Crowdfunding an Atheist Shoe bus to crisscross America


#1

[Read the post]


#2

Not sure if they’re brave, naive, or plain stupid to visit the bible-iest portions of the bible belt first. I sure hope the bus is bullet-proofed.


#3

I’ll pray for them.


#4

In my younger days of traversing our great nation, my friends & I referred to the “bible belt” as the 'stupidity belt", I know it was a pretentious generalization, but it gets boring driving 3000 miles.


#5

OH come down. Even if they aren’t keen on atheists, they aren’t going to shoot their bus. There are lots of atheists and agnostics in the South.

Of course people who pride themselves on rational thought are going to have to swallow some cognitive dissonance to pay that much for novelty shoes.


#6

Not the same as violence, but they did produce compelling evidence that someone at the post office was systematically diverting, delaying and destroying their boxes because they were taped shut with “ATHEIST” tape:


#7

I think the Atheist bus will do pretty well here in Alabama. Most local atheists are sort of like dry drunks; they’ve given up god but not talking about god. They seem to me to be sort of people who would enjoy wearing shoes that stamp “atheist” as they go. (I know I’m being a bit nasty, but it’s hard being an atheist here. If people aren’t talking about how great religion is, they’re talking about how much religion sucks. It’s all Jehovah’s witnesses, just that some are for the prosecution.)


#8

What would Jesus wear?

(Answer: sandals.)


#9

Ah, I was picturing shoes with no soles and was wondering how that worked…


#10

Well, Federal crimes are no way to go through life son. But right, it isn’t violence.

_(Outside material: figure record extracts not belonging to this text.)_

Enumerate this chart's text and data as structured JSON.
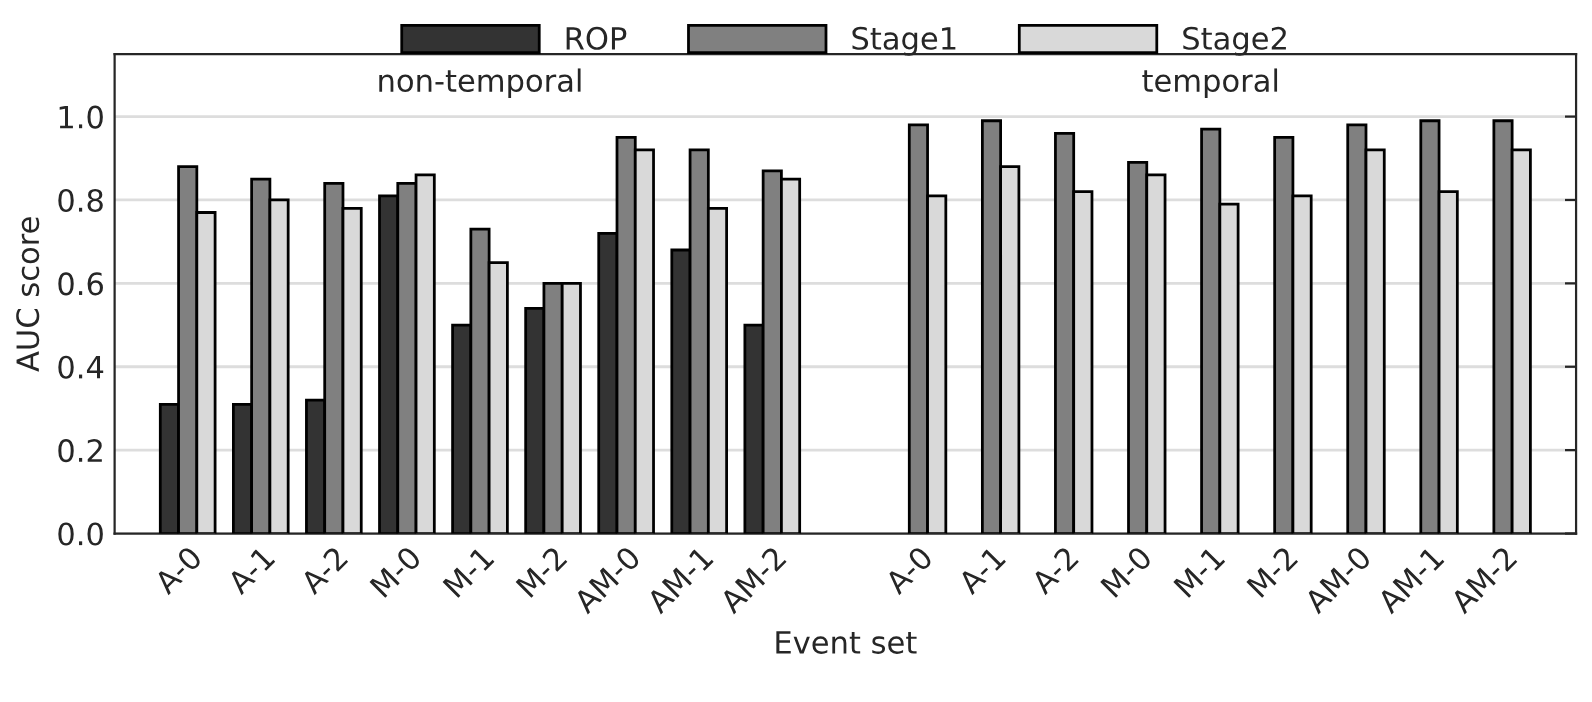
{
  "chart_data": {
    "type": "bar",
    "xlabel": "Event set",
    "ylabel": "AUC score",
    "categories": [
      "A-0",
      "A-1",
      "A-2",
      "M-0",
      "M-1",
      "M-2",
      "AM-0",
      "AM-1",
      "AM-2",
      null,
      "A-0",
      "A-1",
      "A-2",
      "M-0",
      "M-1",
      "M-2",
      "AM-0",
      "AM-1",
      "AM-2"
    ],
    "series": [
      {
        "name": "ROP",
        "color": "#333333",
        "values": [
          0.31,
          0.31,
          0.32,
          0.81,
          0.5,
          0.54,
          0.72,
          0.68,
          0.5,
          null,
          null,
          null,
          null,
          null,
          null,
          null,
          null,
          null,
          null
        ]
      },
      {
        "name": "Stage1",
        "color": "#808080",
        "values": [
          0.88,
          0.85,
          0.84,
          0.84,
          0.73,
          0.6,
          0.95,
          0.92,
          0.87,
          null,
          0.98,
          0.99,
          0.96,
          0.89,
          0.97,
          0.95,
          0.98,
          0.99,
          0.99
        ]
      },
      {
        "name": "Stage2",
        "color": "#d9d9d9",
        "values": [
          0.77,
          0.8,
          0.78,
          0.86,
          0.65,
          0.6,
          0.92,
          0.78,
          0.85,
          null,
          0.81,
          0.88,
          0.82,
          0.86,
          0.79,
          0.81,
          0.92,
          0.82,
          0.92
        ]
      }
    ],
    "annotations": [
      "non-temporal",
      "temporal"
    ],
    "ylim": [
      0,
      1.15
    ],
    "yticks": [
      {
        "value": 0,
        "label": "0.0"
      },
      {
        "value": 0.2,
        "label": "0.2"
      },
      {
        "value": 0.4,
        "label": "0.4"
      },
      {
        "value": 0.6,
        "label": "0.6"
      },
      {
        "value": 0.8,
        "label": "0.8"
      },
      {
        "value": 1.0,
        "label": "1.0"
      }
    ],
    "grid": "y",
    "legend": "top"
  }
}
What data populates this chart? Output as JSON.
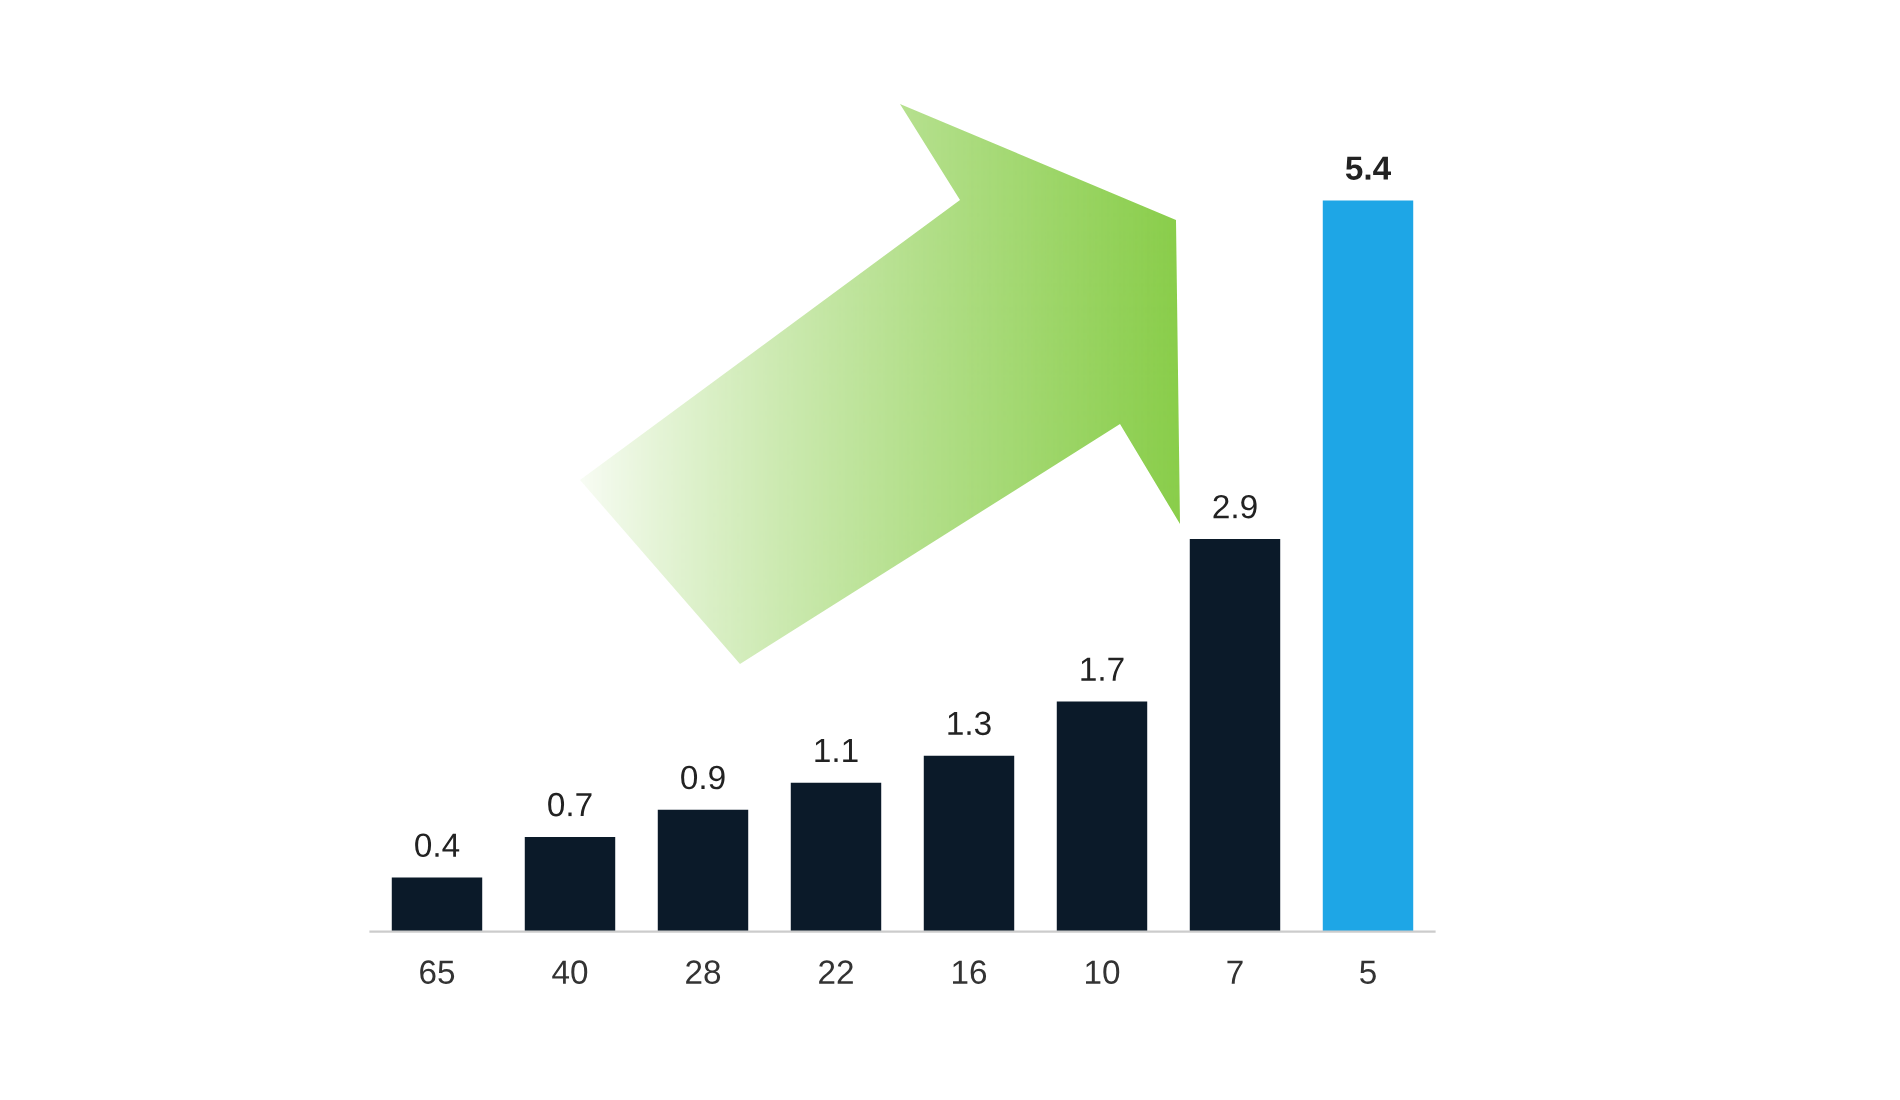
{
  "chart_data": {
    "type": "bar",
    "categories": [
      "65",
      "40",
      "28",
      "22",
      "16",
      "10",
      "7",
      "5"
    ],
    "values": [
      0.4,
      0.7,
      0.9,
      1.1,
      1.3,
      1.7,
      2.9,
      5.4
    ],
    "colors": [
      "#0b1a29",
      "#0b1a29",
      "#0b1a29",
      "#0b1a29",
      "#0b1a29",
      "#0b1a29",
      "#0b1a29",
      "#1ea6e6"
    ],
    "data_labels": true
  }
}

Though it reminds me of the of the guy who pioneered the Cash Register. He bought the rights to the machine after buying one for his bar. He sent out what is maybe the first if not one of the first mass mailing campaigns, mailing sales info to other bars, hotels, etc. The problem was the people who were skimming the profits who would be more likely to be foiled by these new machines were the ones who saw the mailing and kept it from the owners. The guy switched to a more direct sales campaign and demos and bam - the cash register took off.


#11

You’re right. They’re far, far more likely to just set it on fire.


#12

AKA the “teenage pregnancy and divorce belt.”


#13

No dude, shoes with no souls.


#14

We all love your “optimism-s”, really.


#15

“When you saw only one set of footprints in the sand, my child, that was when I was carrying you. I borrowed your Atheist shoes for the arch support, I hope you’re cool with that.”


#16

Come on. It isn’t optimism. I dislike bible thumping evangelicals as much as the next guy, but unlike some places, they aren’t dragging out and killing nonbelievers.


#17

My Crocs are more comfortable and a lot less expensive and just as ugly.


#18

Note my sarcastic generalizations, all Southerners are not crazy.


#19

Ich bin a theist?


#20

Ha! I like that. Though I’d say that it’s less about their wanting to talk about god and more about the environment they are in maybe? Most atheists in AL (and GA, MS, SC, NC, TN - or all the states you can see from Rock City) are probably still surrounded by religious people, making it hard not to talk about it. It’s probably part of trying to carve out a self-defined identity in a place that frowns upon that identity and is in some cases actively hostile to it.